Ausgabe Nummer 30 (2009)
Schweizerpsalm und prominente Brunchbesucher
Bald ist es soweit: Am 1. August findet zum 17. Mal der Brunch auf dem Bauernhof statt. Die Vorbereitungsarbeiten bei den rund 420 Bauernfamilien, davon 12 aus dem Thurgau, laufen auf Hochtouren. Die Anmeldung direkt bei den Brunchhöfen ist obligatorisch und die Frist läuft noch bis zum 30. Juli.
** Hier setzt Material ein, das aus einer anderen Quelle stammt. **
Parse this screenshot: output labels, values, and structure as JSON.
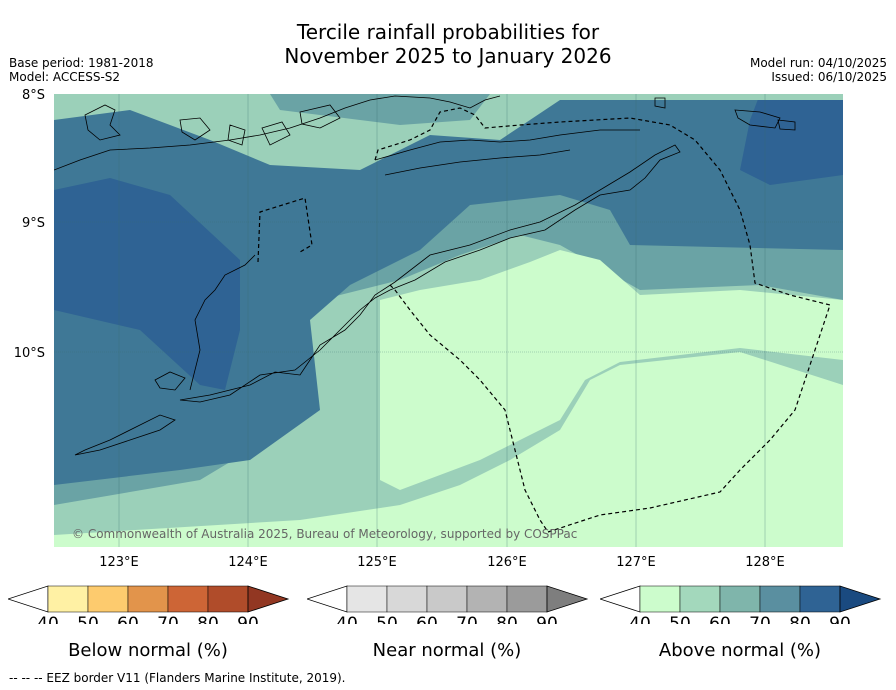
{
  "title_line1": "Tercile rainfall probabilities for",
  "title_line2": "November 2025 to January 2026",
  "base_period": "Base period: 1981-2018",
  "model": "Model: ACCESS-S2",
  "model_run": "Model run: 04/10/2025",
  "issued": "Issued: 06/10/2025",
  "lat_labels": [
    "8°S",
    "9°S",
    "10°S"
  ],
  "lon_labels": [
    "123°E",
    "124°E",
    "125°E",
    "126°E",
    "127°E",
    "128°E"
  ],
  "copyright": "© Commonwealth of Australia 2025, Bureau of Meteorology, supported by COSPPac",
  "colorbars": [
    {
      "name": "below",
      "label": "Below normal (%)",
      "ticks": [
        "40",
        "50",
        "60",
        "70",
        "80",
        "90"
      ],
      "colors": [
        "#fff1a4",
        "#fdcb6e",
        "#e2944b",
        "#cd6536",
        "#b04c2a",
        "#923722"
      ]
    },
    {
      "name": "near",
      "label": "Near normal (%)",
      "ticks": [
        "40",
        "50",
        "60",
        "70",
        "80",
        "90"
      ],
      "colors": [
        "#e5e5e5",
        "#d8d8d8",
        "#c9c9c9",
        "#b3b3b3",
        "#9b9b9b",
        "#7e7e7e"
      ]
    },
    {
      "name": "above",
      "label": "Above normal (%)",
      "ticks": [
        "40",
        "50",
        "60",
        "70",
        "80",
        "90"
      ],
      "colors": [
        "#ccfccc",
        "#a3d8bc",
        "#7fb5ab",
        "#5a8fa0",
        "#2f6394",
        "#1a4a80"
      ]
    }
  ],
  "footnote": "-- -- -- EEZ border V11 (Flanders Marine Institute, 2019)."
}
Dieses Jahr mit dabei unter anderen Bundesrätin Eveline Widmer-Schlumpf als Privatperson zusammen mit dem Präsidenten des Bündner Bauernverbands, Nationalrat Hansjörg Hassler, auf dem Bauernbetrieb der Familie Bühler in Urmein (GR). In Siebnen (SZ) bei Familie Düggelin wird Bundesrat Ueli Maurer erwartet, der vom Bauernverbandspräsidenten Hansjörg Walter begleitet wird.
Text des Schweizerpsalms nur Wenigen bekannt
An offiziellen Anlässen wie zum Beispiel der Bundesfeier am 1. August, werden deshalb meistens Handzettel mit dem Liedtext verteilt, damit die Leute wenigstens die erste Strophe mitsingen können. Das Lied wurde 1841 von Alberich Zwyssig, einem Zisterziensermönch des Klosters Wettingen, zu einem Text von Leonhard Widmer komponiert. Als offizielle Nationalhymne wurde es 1961 eingesetzt. Zuvor wurde «Rufst du mein Vaterland» zur Melodie von «God Save the Queen» gesungen.
Bis zum 1. August bleibt noch ein wenig Zeit, um den Text der Nationalhymne auswendig zu lernen (siehe unten) um diesen bei den Festlichkeiten aus voller Kehle ohne Handzettel mitzusingen.
Verband Thurgauer Landwirtschaft, Beat Zwahlen
Schweizer Nationalhymne – Schweizerpsalm
1. Strophe
Trittst im Morgenrot daher,
Seh’ ich dich im Strahlenmeer,
Dich, du Hocherhabener, Herrlicher!
Wenn der Alpenfirn sich rötet,
Betet, freie Schweizer, betet!
Eure fromme Seele ahnt
Gott im hehren Vaterland,
Gott, den Herrn, im hehren Vaterland.
2. Strophe
Kommst im Abendglühn daher,
Find’ ich dich im Sternenheer,
Dich, du Menschenfreundlicher, Liebender!
In des Himmels lichten Räumen
Kann ich froh und selig träumen!
Denn die fromme Seele ahnt
Gott im hehren Vaterland,
Gott, den Herrn, im hehren Vaterland.
3. Strophe
Ziehst im Nebelflor daher,
Such’ ich dich im Wolkenmeer,
Dich, du Unergründlicher, Ewiger!
Aus dem grauen Luftgebilde
Tritt die Sonne klar und milde,
Und die fromme Seele ahnt
Gott im hehren Vaterland,
Gott, den Herrn, im hehren Vaterland.
4. Strophe
Fährst im wilden Sturm daher,
Bist du selbst uns Hort und Wehr,
Du, allmächtig Waltender, Rettender!
In Gewitternacht und Grauen
Lasst uns kindlich ihm vertrauen!
Ja, die fromme Seele ahnt,
Gott im hehren Vaterland,
Gott, den Herrn, im hehren Vaterland.